Голова его кружится, он едва стоит на ногах. Теперь спать, спать, спать! Проспать двадцать часов кряду, а там новые заботы: как быть с романом? Куда пристроить его?

…И действительно, эти новые заботы нахлынули на него так скоро, что он и опомниться не успел. Дня через два забежал Григорович (некоторое время он жил в Андрюшиной комнате, потом переехал к Некрасову, вернее — во временно освободившуюся рядом с квартирой Некрасова комнату) и огорошил его ворохом самых разнообразных возможностей.

— Я прочту твой роман обязательно, — говорил он, как всегда торопясь и захлебываясь, — но только не сейчас — ведь меня же ждут, ждут, ждут… Впрочем, главное не в этом. Допустим, твой роман хорош, очень хорош, — что же ты будешь с ним делать? Печатать отдельно? Да ты пропадешь, — как ты будешь публиковать о нем? В газетах, что ли? Для этого нужно непременно иметь на своей руке книгопродавца, но книгопродавец себе на уме: он не станет себя компрометировать объявлениями о неизвестном писателе — ведь этак можно потерять кредит у своих pratiques. К тому же, если ты придешь к нему с ненапечатанным товаром, он прижмет тебя донельзя. Ведь книгопродавец — алтынная душа, он прижмет непременно, и ты сядешь в болото. Другое дело — публиковать в журнале! Ну, мы об этом еще потолкуем, завтра после театра я буду обязательно…

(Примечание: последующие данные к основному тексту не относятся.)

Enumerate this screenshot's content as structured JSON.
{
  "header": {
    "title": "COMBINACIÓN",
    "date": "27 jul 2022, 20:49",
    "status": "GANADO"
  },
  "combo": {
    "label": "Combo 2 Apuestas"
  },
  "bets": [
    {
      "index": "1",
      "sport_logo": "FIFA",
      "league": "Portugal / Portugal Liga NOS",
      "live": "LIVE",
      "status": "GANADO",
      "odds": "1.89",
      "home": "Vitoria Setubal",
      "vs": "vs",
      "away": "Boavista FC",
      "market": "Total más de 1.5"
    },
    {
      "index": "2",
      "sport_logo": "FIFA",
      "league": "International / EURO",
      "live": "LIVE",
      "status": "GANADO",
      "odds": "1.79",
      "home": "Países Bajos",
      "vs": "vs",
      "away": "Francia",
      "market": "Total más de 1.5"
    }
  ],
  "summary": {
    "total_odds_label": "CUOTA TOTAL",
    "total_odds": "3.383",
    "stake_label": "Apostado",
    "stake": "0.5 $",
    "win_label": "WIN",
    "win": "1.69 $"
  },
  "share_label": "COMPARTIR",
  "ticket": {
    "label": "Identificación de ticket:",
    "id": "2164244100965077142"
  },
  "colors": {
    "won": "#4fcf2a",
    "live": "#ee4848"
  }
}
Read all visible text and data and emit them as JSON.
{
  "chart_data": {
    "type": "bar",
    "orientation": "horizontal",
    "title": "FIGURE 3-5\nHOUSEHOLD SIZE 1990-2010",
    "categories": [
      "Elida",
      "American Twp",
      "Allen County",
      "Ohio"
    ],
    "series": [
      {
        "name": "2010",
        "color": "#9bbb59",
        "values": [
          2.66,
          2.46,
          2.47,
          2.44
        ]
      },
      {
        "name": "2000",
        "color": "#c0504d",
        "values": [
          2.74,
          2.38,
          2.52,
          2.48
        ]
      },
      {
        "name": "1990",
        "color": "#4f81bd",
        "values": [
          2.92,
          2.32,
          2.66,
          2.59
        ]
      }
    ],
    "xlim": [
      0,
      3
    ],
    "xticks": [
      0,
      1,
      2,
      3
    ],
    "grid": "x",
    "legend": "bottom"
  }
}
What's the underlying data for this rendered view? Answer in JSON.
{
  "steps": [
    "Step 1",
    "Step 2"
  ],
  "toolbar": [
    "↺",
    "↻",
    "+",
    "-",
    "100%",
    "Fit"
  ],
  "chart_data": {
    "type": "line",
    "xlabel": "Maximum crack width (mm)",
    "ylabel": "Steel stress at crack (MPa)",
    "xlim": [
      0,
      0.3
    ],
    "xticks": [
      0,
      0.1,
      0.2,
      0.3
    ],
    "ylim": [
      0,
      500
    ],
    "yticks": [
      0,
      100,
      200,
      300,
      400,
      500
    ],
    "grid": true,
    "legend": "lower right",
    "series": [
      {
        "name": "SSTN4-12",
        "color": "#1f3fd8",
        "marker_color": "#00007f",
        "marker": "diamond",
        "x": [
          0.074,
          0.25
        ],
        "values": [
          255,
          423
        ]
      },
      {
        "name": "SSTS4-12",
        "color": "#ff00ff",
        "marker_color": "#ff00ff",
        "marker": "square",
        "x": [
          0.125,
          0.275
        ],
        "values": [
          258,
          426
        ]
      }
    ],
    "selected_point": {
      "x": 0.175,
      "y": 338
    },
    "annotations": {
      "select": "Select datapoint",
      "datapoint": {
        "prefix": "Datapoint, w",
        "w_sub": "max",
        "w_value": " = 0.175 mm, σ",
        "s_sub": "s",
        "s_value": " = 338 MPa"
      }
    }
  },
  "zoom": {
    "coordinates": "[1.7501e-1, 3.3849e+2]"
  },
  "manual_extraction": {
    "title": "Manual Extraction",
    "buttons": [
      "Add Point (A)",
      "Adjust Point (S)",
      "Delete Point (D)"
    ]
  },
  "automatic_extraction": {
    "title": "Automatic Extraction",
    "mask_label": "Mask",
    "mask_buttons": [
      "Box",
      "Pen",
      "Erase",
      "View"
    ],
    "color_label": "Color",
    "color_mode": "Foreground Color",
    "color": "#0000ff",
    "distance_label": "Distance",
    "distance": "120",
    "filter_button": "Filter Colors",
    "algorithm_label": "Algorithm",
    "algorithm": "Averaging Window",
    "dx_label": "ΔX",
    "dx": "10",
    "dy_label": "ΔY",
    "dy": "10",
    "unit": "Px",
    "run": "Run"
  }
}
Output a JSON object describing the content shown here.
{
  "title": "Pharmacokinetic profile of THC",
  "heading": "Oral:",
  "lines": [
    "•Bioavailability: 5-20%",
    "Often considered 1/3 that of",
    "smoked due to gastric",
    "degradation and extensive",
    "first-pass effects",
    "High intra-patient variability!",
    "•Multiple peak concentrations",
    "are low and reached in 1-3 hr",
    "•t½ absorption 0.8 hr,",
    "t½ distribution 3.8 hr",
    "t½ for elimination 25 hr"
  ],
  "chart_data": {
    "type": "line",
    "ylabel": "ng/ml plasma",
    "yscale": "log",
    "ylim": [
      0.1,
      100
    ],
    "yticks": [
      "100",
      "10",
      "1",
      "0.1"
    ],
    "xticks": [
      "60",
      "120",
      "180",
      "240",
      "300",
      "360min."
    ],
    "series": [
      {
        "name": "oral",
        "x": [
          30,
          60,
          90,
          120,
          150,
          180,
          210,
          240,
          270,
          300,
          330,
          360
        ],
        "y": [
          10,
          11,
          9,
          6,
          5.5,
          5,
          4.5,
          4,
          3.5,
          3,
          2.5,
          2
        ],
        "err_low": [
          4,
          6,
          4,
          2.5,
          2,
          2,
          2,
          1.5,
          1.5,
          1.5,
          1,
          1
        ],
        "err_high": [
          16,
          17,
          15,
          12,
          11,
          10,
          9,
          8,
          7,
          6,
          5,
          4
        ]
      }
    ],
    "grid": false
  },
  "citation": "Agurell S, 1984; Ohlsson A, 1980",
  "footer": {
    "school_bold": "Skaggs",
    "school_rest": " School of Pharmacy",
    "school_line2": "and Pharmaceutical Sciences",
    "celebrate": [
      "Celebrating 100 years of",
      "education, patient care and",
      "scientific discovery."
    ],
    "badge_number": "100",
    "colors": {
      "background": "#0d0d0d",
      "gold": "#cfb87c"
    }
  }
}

И он убежал, а Федор всю ночь не спал от мучительных мыслей. Ясно было одно: из романа нужно выжать как можно больше. Правда, он получился совсем небольшим, но это неважно. Вот Гоголь и Пушкин написали не много, а оба ждут монументов. К тому же Пушкин продавал один стих по червонцу, а Гоголь и сейчас берет за печатный лист тысячу рублей серебром. И то же в живописи: Рафаэль писал года, отделывая до бесконечности, но выходило чудо, боги создавались под его рукой. А вот Верне пишет в месяц картину, для которой заказывает особенных размеров залы, перспектива богатая, броско, размашисто, а дела нет ни на грош. А может быть, это даже к лучшему, что его роман невелик: скорей напечатают! Но куда же все-такие его отдать? В журнал? Но ведь там, пожалуй, и не прочтут, а если прочтут, то через полгода. Там рукописей и так довольно! А напечатают — так денег не дадут! Тот же Григорович как-то заметил, что писать для журнала — значит идти под ярем не только главного maitre d’hotel’я, но даже всех чумичек и поваренков; диктаторов не один, их штук двадцать. Напечатать же самому — это, как ни говори, значит пробиться вперед грудью, и если книга хорошая, то она не только не пропадет, но вознаградит за все.